There are obviously a lot more types of questions that is going to go beyond the scope of this particular episode of Coffee Break Blogging but those are the types of questions that you could ask.
Now, here is the thing…
What do you do with that survey?
Now if you already have a blog and you’re doing it, then you can go to your existing audience. But if you are following in line with this Coffee Break Blogging, you are just getting started you may not have an audience right now. Or let’s say you have a blog and your audience just isn’t that large and you feel like you would be asking these questions to such a small sample of people that it wouldn’t be worth it; well, what you can do is think a little bit outside the box when it comes to conducting the survey.

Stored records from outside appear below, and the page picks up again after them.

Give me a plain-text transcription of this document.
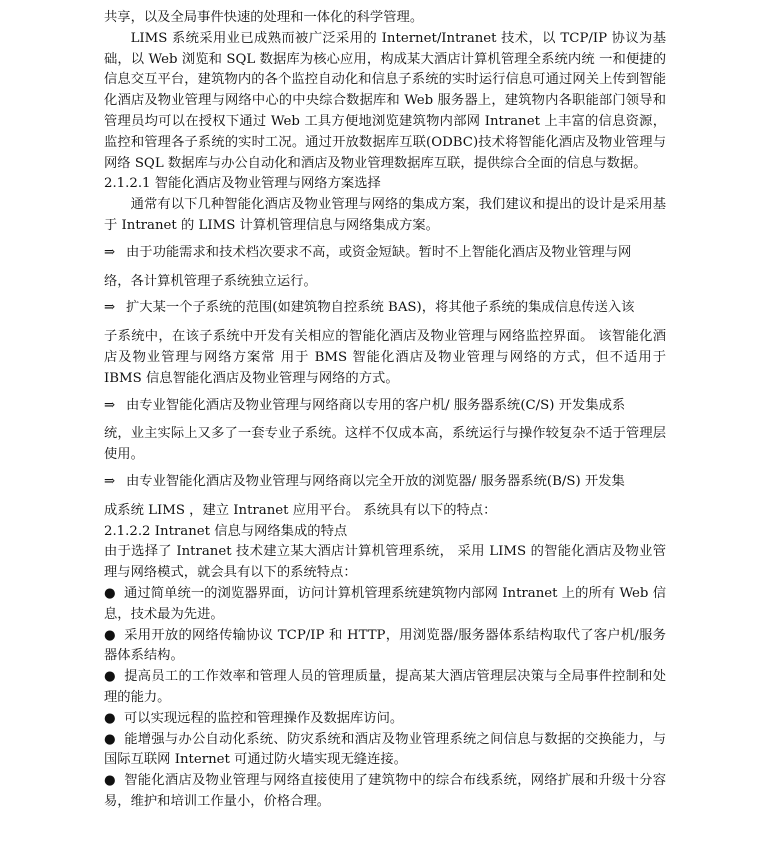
共享，以及全局事件快速的处理和一体化的科学管理。

LIMS 系统采用业已成熟而被广泛采用的 Internet/Intranet 技术，以 TCP/IP 协议为基础，以 Web 浏览和 SQL 数据库为核心应用，构成某大酒店计算机管理全系统内统 一和便捷的信息交互平台，建筑物内的各个监控自动化和信息子系统的实时运行信息可通过网关上传到智能化酒店及物业管理与网络中心的中央综合数据库和 Web 服务器上，建筑物内各职能部门领导和管理员均可以在授权下通过 Web 工具方便地浏览建筑物内部网 Intranet 上丰富的信息资源，监控和管理各子系统的实时工况。通过开放数据库互联(ODBC)技术将智能化酒店及物业管理与网络 SQL 数据库与办公自动化和酒店及物业管理数据库互联，提供综合全面的信息与数据。

2.1.2.1 智能化酒店及物业管理与网络方案选择

通常有以下几种智能化酒店及物业管理与网络的集成方案，我们建议和提出的设计是采用基于 Intranet 的 LIMS 计算机管理信息与网络集成方案。

⇒ 由于功能需求和技术档次要求不高，或资金短缺。暂时不上智能化酒店及物业管理与网

络，各计算机管理子系统独立运行。

⇒ 扩大某一个子系统的范围(如建筑物自控系统 BAS)，将其他子系统的集成信息传送入该

子系统中，在该子系统中开发有关相应的智能化酒店及物业管理与网络监控界面。 该智能化酒店及物业管理与网络方案常 用于 BMS 智能化酒店及物业管理与网络的方式，但不适用于 IBMS 信息智能化酒店及物业管理与网络的方式。

⇒ 由专业智能化酒店及物业管理与网络商以专用的客户机/ 服务器系统(C/S) 开发集成系

统，业主实际上又多了一套专业子系统。这样不仅成本高，系统运行与操作较复杂不适于管理层使用。

⇒ 由专业智能化酒店及物业管理与网络商以完全开放的浏览器/ 服务器系统(B/S) 开发集

成系统 LIMS ，建立 Intranet 应用平台。 系统具有以下的特点：

2.1.2.2 Intranet 信息与网络集成的特点

由于选择了 Intranet 技术建立某大酒店计算机管理系统， 采用 LIMS 的智能化酒店及物业管理与网络模式，就会具有以下的系统特点：

● 通过简单统一的浏览器界面，访问计算机管理系统建筑物内部网 Intranet 上的所有 Web 信息，技术最为先进。

● 采用开放的网络传输协议 TCP/IP 和 HTTP，用浏览器/服务器体系结构取代了客户机/服务器体系结构。

● 提高员工的工作效率和管理人员的管理质量，提高某大酒店管理层决策与全局事件控制和处理的能力。

● 可以实现远程的监控和管理操作及数据库访问。

● 能增强与办公自动化系统、防灾系统和酒店及物业管理系统之间信息与数据的交换能力，与国际互联网 Internet 可通过防火墙实现无缝连接。

● 智能化酒店及物业管理与网络直接使用了建筑物中的综合布线系统，网络扩展和升级十分容易，维护和培训工作量小，价格合理。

You can still set the survey up; you can use free tools like Google docs. Google has got the thing where you can set up a form and all the responses will go to a free spreadsheet right there on Google Drive, so that is an option. There are other surveying options there as well. To set that thing up, you don’t need to have a website for this because you can just simply use Google. And then, you can actually set up a page with it. And that page can be on the domain that you own, it could be pretty much wherever, that doesn’t really matter.
And then, how do you get traffic to that page? Well, all the ways that you would typically get traffic. You can go to the social media groups in this market and be like, “Hey, I’m really trying to find out more about this market” or I wouldn’t call it a market but “I’m trying to find out more about what you guys are really looking forward to see what might these some avenues here to help you out; could you go and fill out this quick survey for me?”
Obviously, and especially if you are on a forum or something like this, make sure that it is okay with the owner of that forum; that you are not breaking any rules. So you can go to forums, you can go to social media groups but here is another really direct way that you could go in and that is you could literally set up the survey on a page and you could go to things like Facebook and run targeted paid traffic to it. You can actually run a simple one and put that survey in front of the kinds of people who will be most interested in it. (Don’t spend a lot of money on this) You could target other pages that are interested in it; you can target their interests… There are all kinds of targeting options on Facebook. And just dedicate a little bit of money to gathering this information in sending them directly into a survey. So you don’t really need a blog in this case. You would literally be going direct into some paid traffic into finding out the direct answers that you need. And you could do all these without a blog.
So, that is… again, summarizing two quick ways of learning about what your market needs and wants. There is the indirect intelligence and then there is the very direct intelligence which is where we are going to be doing things like surveying. And then again, it is a very important skill. We have more information that you can learn about at blogmarketingacademy.com on how to actually run surveys.
You could actually use surveys as a very effective marketing tool. They are very powerful. You just have to know how to do it right. And then, some of the psychology behind surveys. There are a lot of really cool things you can do with surveys. But in this case, we really just want to find out what people need and want because that is a very important thing to you getting into a market and becoming a player in that particular space. Okay?
Hopefully that episode is helpful to you. This is Episode 39. I will talk to you again in Episode 40 of the Coffee Break Blogging Podcast where we are going to talk about how to verify your business idea and get some proof that what you are about to do is not going to fall on deaf ears. Okay?